18. April 2024, 10:39 Uhr

Diabetes ist eine echte Volkskrankheit: In Deutschland sind circa acht Millionen Menschen daran erkrankt – darunter auch rund 32.000 Kinder mit dem angeborenen Typ-1-Diabetes. In den nächsten Jahren rechnen Medizinerinnen und Mediziner mit einem weiteren Anstieg der Diabetes-Erkrankungen. Die Forschung konzentriert sich deshalb auf Fragen der Patienten-Versorgung, aber auch auf bessere Früherkennung der Krankheit, Risiken und Prävention.

Diabetes Typ 1: Immer mehr Kinder erkranken

Noch vor gut 100 Jahren glich diese Diagnose einem Todesurteil bei Kindern, heute können Kinder und Jugendliche auch mit der Autoimmunerkrankung Diabetes Typ 1 relativ normal aufwachsen. Sie gehen wie alle anderen auch in Kitas, die Schule oder zum Sportverein. Voraussetzung dafür ist aber ein umfassend Behandlungskonzept, erläutert der Präsident der Deutschen Diabetes Gesellschaft (DDG) Professor Andreas Neu.

Typ-1-Diabetes ist die häufigste Stoffwechselerkrankung bei Kindern. Die DDG geht von 32.000 Betroffenen aus. Doch die Tendenz ist steigend: Jedes Jahre wächst die Erkrankungsrate den Angaben zufolge um drei bis vier Prozent. Insbesondere kleine Kinder seien zunehmend betroffen, erläutert Neu. "Woran das liegt, wissen wir nicht."
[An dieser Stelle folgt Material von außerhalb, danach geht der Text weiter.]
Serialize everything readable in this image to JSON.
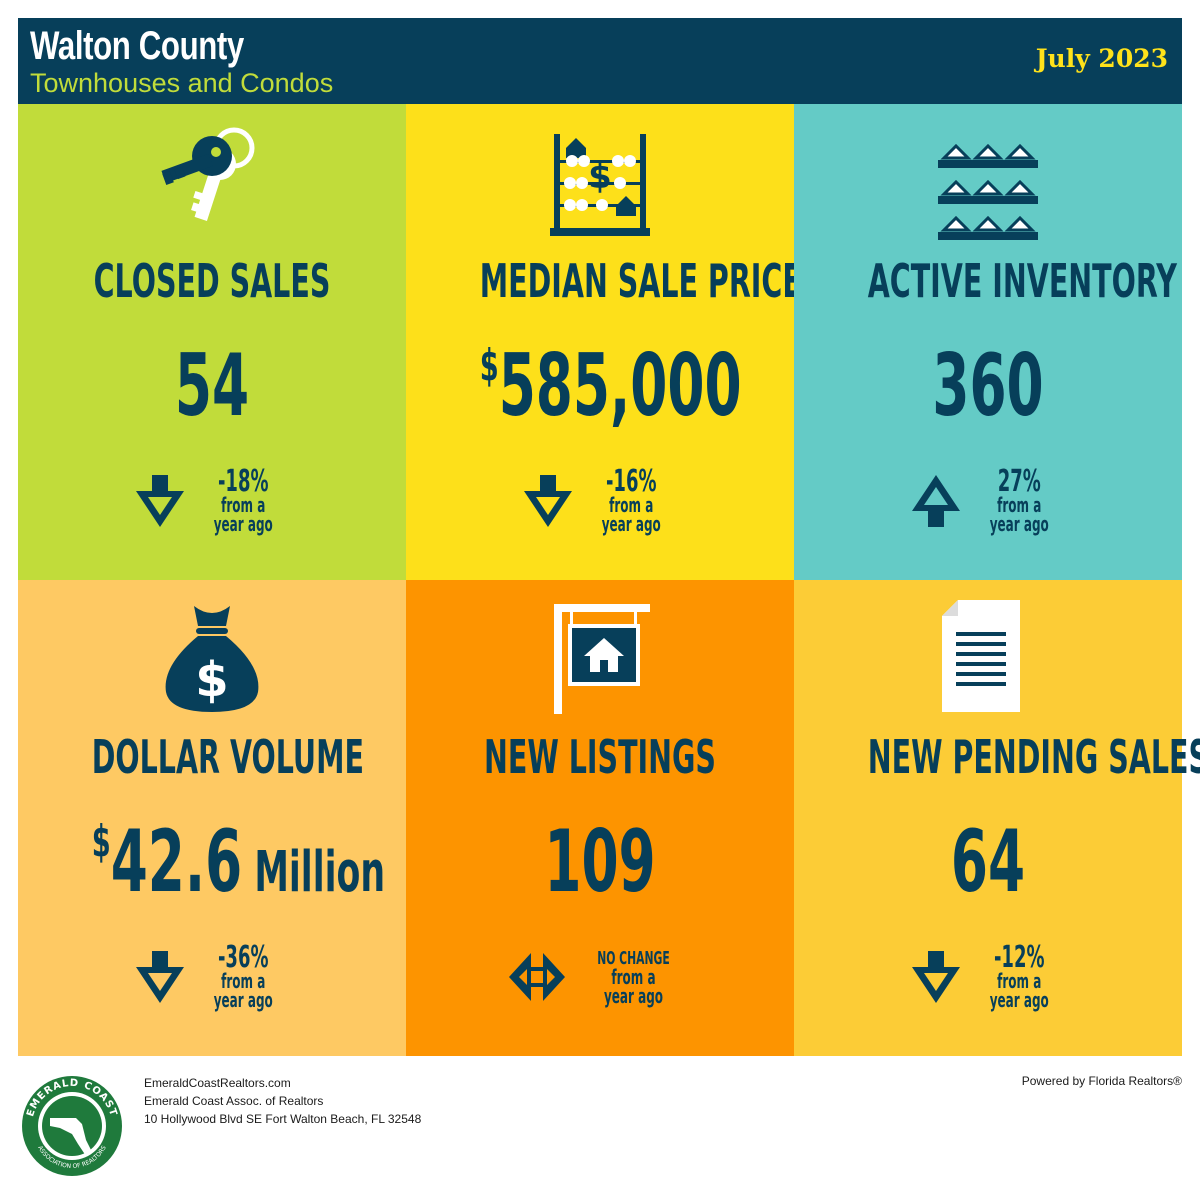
{
  "header": {
    "county": "Walton County",
    "subtitle": "Townhouses and Condos",
    "date": "July 2023"
  },
  "tiles": [
    {
      "label": "CLOSED SALES",
      "value": "54",
      "prefix": "",
      "unit": "",
      "change": "-18%",
      "change_sub1": "from a",
      "change_sub2": "year ago",
      "direction": "down",
      "color": "#c1dc3a",
      "icon": "keys-icon"
    },
    {
      "label": "MEDIAN SALE PRICE",
      "value": "585,000",
      "prefix": "$",
      "unit": "",
      "change": "-16%",
      "change_sub1": "from a",
      "change_sub2": "year ago",
      "direction": "down",
      "color": "#fde01a",
      "icon": "abacus-icon"
    },
    {
      "label": "ACTIVE INVENTORY",
      "value": "360",
      "prefix": "",
      "unit": "",
      "change": "27%",
      "change_sub1": "from a",
      "change_sub2": "year ago",
      "direction": "up",
      "color": "#64cbc6",
      "icon": "houses-shelf-icon"
    },
    {
      "label": "DOLLAR VOLUME",
      "value": "42.6",
      "prefix": "$",
      "unit": " Million",
      "change": "-36%",
      "change_sub1": "from a",
      "change_sub2": "year ago",
      "direction": "down",
      "color": "#fec963",
      "icon": "money-bag-icon"
    },
    {
      "label": "NEW LISTINGS",
      "value": "109",
      "prefix": "",
      "unit": "",
      "change": "NO CHANGE",
      "change_sub1": "from a",
      "change_sub2": "year ago",
      "direction": "none",
      "color": "#fd9400",
      "icon": "for-sale-sign-icon"
    },
    {
      "label": "NEW PENDING SALES",
      "value": "64",
      "prefix": "",
      "unit": "",
      "change": "-12%",
      "change_sub1": "from a",
      "change_sub2": "year ago",
      "direction": "down",
      "color": "#fccc36",
      "icon": "document-icon"
    }
  ],
  "footer": {
    "logo_text_top": "EMERALD COAST",
    "logo_text_bottom": "ASSOCIATION OF REALTORS",
    "website": "EmeraldCoastRealtors.com",
    "org": "Emerald Coast Assoc. of Realtors",
    "address": "10 Hollywood Blvd SE Fort Walton Beach, FL 32548",
    "powered": "Powered by Florida Realtors®"
  }
}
Es gibt zwar Antikörper und andere Marker, die eine Vorhersage und Risikoabschätzung hinsichtlich der Diabetesentstehung erlauben, bislang fehlen jedoch wirkungsvolle Strategien, die einen Ausbruch der Erkrankung verhindern könnten.

Prof. Dr. med. Andreas Neu, Universitätsklinikum Tübingen
Ein kleines Mädchen bekommt eine Spritze in den Oberarm
Besonders wichtig: Die Krankheit möglichst früh erkennen. Bildrechte: Colourbox.de

Besonders wichtig ist es, die Krankheit möglichst früh zu erkennen. "Gerade wegen der langen Lebensdauer, die unsere jungen Patienten noch vor sich haben, ist es entscheidend, von Anfang an eine gute Behandlung zu ermöglichen", sagt Neu. Nur so könne ein stabiler Blutzuckerspiegel und damit der Schutz gefährdeter Organe und Gewebe gewährleistet werden. "Eine Verbesserung der Stoffwechsellage unserer jungen Patienten in den letzten 20 Jahren ist eindeutig nachweisbar." Viele der Betroffenen nutzen moderne Technologien. Rund 60 Prozent aller Kinder und Jugendlichen tragen zum Beispiel eine Insulinpumpe – in manchen Altersgruppen liegt die Zahl bei über 90 Prozent.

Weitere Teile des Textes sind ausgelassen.